Esta
é a crónica que nunca desejara escrever. Porque este é o crime que nunca
imaginara “ver” sob os meus olhos nem muito menos no cenário da minha memória.
         À hora em que escrevo, sinto os passos
daquela multidão que corria para as suas casas batendo no peito. Oiço o pulsar
e a voz do oficial centurião romano, comandante da tropa que levou a cabo a
operação “assassinato” do Nazareno: “Agora reconheço que esse homem era um
justo” (Lc. 23, 47)-
eco magoado, mas tardio,  do plenipotenciário
Pôncio Pilatos que, antes de  lavrar a
sentença capital contra J:Cristo, exclamou perante os acusadores em satânico delírio:
“Não acho matéria de crime neste homem” (Jo.
18,38).
         E, no entanto, entregou-O  à sevícia dos carrascos. Então, como? Se o
juiz Pilatos não encontrou matéria de acusação,  por que  O  mandou para fatal cadafalso?
É
com este nó atravessado na garganta que me custa entrar no cortejo da chamada “Via-Sacra”.

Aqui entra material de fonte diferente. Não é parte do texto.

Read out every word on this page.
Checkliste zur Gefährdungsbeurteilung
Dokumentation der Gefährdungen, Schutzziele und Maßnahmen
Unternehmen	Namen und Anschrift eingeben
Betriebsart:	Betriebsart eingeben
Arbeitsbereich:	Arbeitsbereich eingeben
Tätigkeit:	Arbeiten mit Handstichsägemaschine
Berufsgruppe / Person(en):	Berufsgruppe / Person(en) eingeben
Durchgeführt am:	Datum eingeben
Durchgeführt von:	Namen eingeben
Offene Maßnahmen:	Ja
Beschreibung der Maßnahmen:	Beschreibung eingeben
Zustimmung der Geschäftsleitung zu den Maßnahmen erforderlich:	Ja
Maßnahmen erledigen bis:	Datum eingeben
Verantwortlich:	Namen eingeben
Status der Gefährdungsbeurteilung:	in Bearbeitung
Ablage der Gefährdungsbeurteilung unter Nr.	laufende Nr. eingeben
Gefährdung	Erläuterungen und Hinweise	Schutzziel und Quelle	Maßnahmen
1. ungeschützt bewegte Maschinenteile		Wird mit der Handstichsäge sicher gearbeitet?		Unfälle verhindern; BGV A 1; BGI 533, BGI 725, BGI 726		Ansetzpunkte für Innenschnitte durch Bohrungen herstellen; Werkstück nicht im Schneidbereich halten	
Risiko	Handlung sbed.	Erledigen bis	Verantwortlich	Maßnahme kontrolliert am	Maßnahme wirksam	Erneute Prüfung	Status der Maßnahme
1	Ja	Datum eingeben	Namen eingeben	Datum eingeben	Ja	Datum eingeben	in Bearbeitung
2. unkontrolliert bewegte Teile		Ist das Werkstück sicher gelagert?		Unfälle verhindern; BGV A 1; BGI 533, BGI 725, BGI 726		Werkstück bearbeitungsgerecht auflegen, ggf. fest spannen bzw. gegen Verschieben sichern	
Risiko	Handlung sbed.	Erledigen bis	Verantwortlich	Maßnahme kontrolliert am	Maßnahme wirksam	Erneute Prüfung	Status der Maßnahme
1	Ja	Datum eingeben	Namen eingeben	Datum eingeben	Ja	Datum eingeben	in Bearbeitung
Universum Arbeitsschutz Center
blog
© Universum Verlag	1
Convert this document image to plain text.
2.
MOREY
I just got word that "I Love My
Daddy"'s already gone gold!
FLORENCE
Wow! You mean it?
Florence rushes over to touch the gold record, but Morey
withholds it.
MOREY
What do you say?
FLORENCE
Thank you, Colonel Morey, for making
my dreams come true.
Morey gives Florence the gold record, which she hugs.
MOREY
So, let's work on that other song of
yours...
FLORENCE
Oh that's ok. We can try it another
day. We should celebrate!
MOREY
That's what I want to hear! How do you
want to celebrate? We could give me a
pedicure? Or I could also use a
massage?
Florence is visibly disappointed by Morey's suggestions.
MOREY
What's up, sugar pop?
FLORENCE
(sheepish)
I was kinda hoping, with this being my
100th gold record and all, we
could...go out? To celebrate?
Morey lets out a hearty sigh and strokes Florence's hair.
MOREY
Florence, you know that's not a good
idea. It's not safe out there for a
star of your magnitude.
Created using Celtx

Entro, sim, mas sob protesto! Contra a tibieza de Pilatos que se acobardou à
pressão do poder religioso. Protesto contra os Sumos Sacerdotes do Templo,
instalados no  topo da hierarquia da
religião judaica. Estes, os autores 
principais, únicos, deste horrendo atentado: sob as vestes bafientas mas
tenebrosas da “Lei” esconderam-se na sombra e mandaram para a arena das ruas de
Jerusalém  os soldados, os marginais, os
criminosos das cadeias que bradavam liberdade para  Barrabás. Protesto contra a subversão das
normas processuais então em vigor, atirando J:Cristo de tribunal em tribunal, o
religioso (Sinédrio) e o judiciário (Pretório). Foi a antecipação da Inquisição,
sempre o poder religioso e o poder político maquiavelicamente  conluiados, não se sabendo onde acaba um e
começa o outro, para queimarem na fogueira pública da mais vil hipocrisia aqueles
que rompem a treva e levantam o facho purificador da Verdade e da
Transparência.
         É um turbilhão de íntimos sobressaltos
que tomam conta de mim nesta fatídica sexta-feira do crime histórico. Protesto
contra todos esses poderes hierárquicos, a dois níveis, que fazem da Via-Sacra
uma “diversão” para os olhos e um anestesiante da consciência crítica,  pomposamente  arregimentadas (nada de mais disforme da
verdade dos factos!) percorrendo cidades e aldeias, fazendo crer que o nosso
Cristo se deixou matar, como se de um suicida se tratasse, “pelos pecados do
Povo”, quando é o Povo a vítima  constantemente sangrada e apetecida dos
poderosos. Protesto!  Jesus foi assassinado
pelos crimes dos  que  pervertem o Povo, distorcendo a realidade: os
detentores do capital, da ditadura, do domínio, seja ele profano ou pseudo e
atrevido domínio “sagrado”.
Faço
minhas as palavras de Anselm Grun: “Para Luther King, a Paixão de Jesus
indicava um caminho para os cristãos manifestantes  se revoltarem pacificamente contra a injusta  segregação racial e para destituir o poder
estatal, frequentemente bruto e desumano”.
Perdoem-me
a impaciência, mas não consigo prosseguir.
Na
nossa Via-Sacra, acompanhou-nos uma cruz. Sem crucificado. Não se percebe a
atracção dos crentes por um Cristo, quase nu, derrotado e vaiado, como se os denodados
defensores da Verdade tivessem sempre como prémio a derrota e a ignomínia.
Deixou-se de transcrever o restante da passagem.